It's not uncommon for me to have 3 minutes notice to be ready to step in and teach, and in those instances it's very helpful to have odd things sitting around my office. I just grab a bottle of vinegar--or anything else from that list--and head off to class. On the walk there, I just have to think of some object lesson or spiritual signicance involving that object.
So, as I prepare to clean my office next week, please know that the children of this church may be faced with object lessons using only paper clips, a tape dispenser or other common office supplies. There will be no more lessons using moldy wheat rolls and a half deck of Elvis playing cards from Vegas. (I kid you. I already mentioned in the last post that those wheat roll are staying a little longer for a purpose. Curious, eh?)

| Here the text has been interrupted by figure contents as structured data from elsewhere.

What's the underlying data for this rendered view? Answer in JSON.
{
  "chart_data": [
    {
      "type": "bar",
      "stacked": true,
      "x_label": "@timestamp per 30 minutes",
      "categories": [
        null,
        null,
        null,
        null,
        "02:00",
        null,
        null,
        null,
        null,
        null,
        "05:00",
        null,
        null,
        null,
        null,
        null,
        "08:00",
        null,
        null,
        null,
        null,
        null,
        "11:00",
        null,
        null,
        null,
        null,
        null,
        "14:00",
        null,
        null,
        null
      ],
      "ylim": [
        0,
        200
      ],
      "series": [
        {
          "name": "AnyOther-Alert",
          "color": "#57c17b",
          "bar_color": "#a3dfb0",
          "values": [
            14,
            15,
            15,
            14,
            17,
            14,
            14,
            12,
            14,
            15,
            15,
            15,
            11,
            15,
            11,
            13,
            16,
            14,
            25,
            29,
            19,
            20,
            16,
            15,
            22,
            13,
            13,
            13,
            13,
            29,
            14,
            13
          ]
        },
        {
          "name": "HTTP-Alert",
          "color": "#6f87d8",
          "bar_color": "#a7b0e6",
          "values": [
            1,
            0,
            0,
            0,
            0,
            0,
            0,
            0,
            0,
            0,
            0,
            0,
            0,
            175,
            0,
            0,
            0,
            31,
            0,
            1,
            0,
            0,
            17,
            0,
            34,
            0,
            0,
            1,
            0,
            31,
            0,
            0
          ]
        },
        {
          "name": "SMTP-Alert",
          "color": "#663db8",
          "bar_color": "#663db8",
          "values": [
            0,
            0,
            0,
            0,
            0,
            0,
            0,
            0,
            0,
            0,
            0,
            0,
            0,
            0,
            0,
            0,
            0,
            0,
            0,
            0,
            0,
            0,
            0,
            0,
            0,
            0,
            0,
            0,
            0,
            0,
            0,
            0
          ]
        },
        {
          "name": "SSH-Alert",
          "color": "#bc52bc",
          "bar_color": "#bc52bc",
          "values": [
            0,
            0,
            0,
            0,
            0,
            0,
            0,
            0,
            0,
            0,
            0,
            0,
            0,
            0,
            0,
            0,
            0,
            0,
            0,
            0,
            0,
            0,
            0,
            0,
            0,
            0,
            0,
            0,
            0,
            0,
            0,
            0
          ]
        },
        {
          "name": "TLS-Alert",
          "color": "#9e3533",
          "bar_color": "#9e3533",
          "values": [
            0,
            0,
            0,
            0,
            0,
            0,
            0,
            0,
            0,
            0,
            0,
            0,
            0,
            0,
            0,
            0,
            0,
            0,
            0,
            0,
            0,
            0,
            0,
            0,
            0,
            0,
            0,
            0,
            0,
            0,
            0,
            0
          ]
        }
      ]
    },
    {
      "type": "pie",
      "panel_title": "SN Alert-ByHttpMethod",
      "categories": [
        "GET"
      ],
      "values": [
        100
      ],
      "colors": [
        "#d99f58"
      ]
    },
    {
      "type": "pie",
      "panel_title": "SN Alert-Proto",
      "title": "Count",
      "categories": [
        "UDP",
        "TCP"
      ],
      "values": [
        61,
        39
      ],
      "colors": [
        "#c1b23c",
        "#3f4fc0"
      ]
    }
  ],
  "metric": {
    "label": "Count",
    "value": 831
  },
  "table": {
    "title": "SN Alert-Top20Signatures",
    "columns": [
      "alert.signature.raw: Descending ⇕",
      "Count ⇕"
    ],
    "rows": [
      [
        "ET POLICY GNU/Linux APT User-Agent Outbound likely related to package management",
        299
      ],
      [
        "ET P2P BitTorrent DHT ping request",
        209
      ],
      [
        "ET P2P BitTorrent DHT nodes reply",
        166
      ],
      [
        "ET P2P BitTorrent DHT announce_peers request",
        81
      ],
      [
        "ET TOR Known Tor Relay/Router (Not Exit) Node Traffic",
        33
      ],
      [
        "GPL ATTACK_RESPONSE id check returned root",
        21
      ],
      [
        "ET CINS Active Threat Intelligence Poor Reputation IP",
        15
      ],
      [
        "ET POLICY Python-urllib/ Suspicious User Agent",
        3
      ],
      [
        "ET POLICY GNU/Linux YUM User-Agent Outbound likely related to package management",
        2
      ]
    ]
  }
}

To soften the blow, though, I'm going to go with one reader's suggestion (burning4eternity) and have a giveaway. What a great idea. It will bring joy to my overcrowded heart to know that these valuable objects are going to good homes.
Just select an item from the previous post and comment on how it might be used to teach YOUR children (or spouse or dog or roommate or grocer) a lesson for life.
Example: the deflated mylar balloon reminds me that many things in life are temporary. We need to celebrate and find joy in every opportunity. Or the birthday balloon could just remind you how old and decrepit you're getting.
You never know. YOU could be the winner of a giant latex apron or a power drill. I'll probably construct a giant wooden wheel to spin and place all of your names on it. Even if you have a lousy comment that you don't think is as clever as everyone else's, the wheel could still pick you!
After spinning it and determining the winner, the big wheel will sit in the corner of my office for the next three years until the next big purge.